Identification method for excitation force of rigid body vibration source by physical parameter identification (Method by characteristic matrix identification without using force signals)

Abstract

This paper proposes an identification method for the excitation force of a rigid body vibration source. This is done by constructing a characteristic matrix without a force signal during a preliminary excitation test. In mechanical products, if an abnormal vibration such as excessive vibration occurs after machine assembly, reworking is necessary to rectify the problem. This extends of the development period and increases cost. Therefore, quantitative vibration prediction at the design state is important. In order to predict quantitative vibration, it is necessary to understand the excitation force of the vibration source. The proposed method of excitation force does not use a force signal during the preliminary excitation test.
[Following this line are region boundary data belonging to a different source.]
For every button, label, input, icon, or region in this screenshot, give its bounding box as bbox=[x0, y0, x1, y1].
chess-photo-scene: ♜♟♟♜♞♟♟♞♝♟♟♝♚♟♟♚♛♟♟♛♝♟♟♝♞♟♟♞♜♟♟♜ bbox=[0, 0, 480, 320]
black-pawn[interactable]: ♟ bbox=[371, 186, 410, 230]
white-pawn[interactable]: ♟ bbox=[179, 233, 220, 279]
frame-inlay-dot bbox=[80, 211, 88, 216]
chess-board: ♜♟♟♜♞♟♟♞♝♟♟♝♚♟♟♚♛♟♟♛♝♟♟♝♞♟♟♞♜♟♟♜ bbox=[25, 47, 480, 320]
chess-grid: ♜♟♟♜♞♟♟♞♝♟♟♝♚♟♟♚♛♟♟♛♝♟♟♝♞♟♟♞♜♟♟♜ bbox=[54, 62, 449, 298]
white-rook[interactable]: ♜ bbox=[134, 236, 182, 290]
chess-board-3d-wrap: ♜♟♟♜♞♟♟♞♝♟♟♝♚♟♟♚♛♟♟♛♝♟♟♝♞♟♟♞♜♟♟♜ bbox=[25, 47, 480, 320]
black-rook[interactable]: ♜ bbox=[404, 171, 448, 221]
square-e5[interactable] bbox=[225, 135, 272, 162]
Therefore, there is no restriction on the vibration method in the preliminary vibration test, and it solves the problem in the case where the excitation point cannot be secured. In this method, the modal mass is calculated using a rigid body mode vector of 6 degrees of freedom (acquired during the preliminary vibration test) and the mass of the vibration source. Then, after determining the mass normalized mode vector from the calculated modal mass, the characteristic matrix of the rigid body vibration source is identified. Finally, the excitation force when the machine is running is identified from the equation of motion in the frequency domain. As a result of testing the verify the validity of the method, the proposed method can identify the excitation with the same precision as when using the force signal and has demonstrated its usefulness.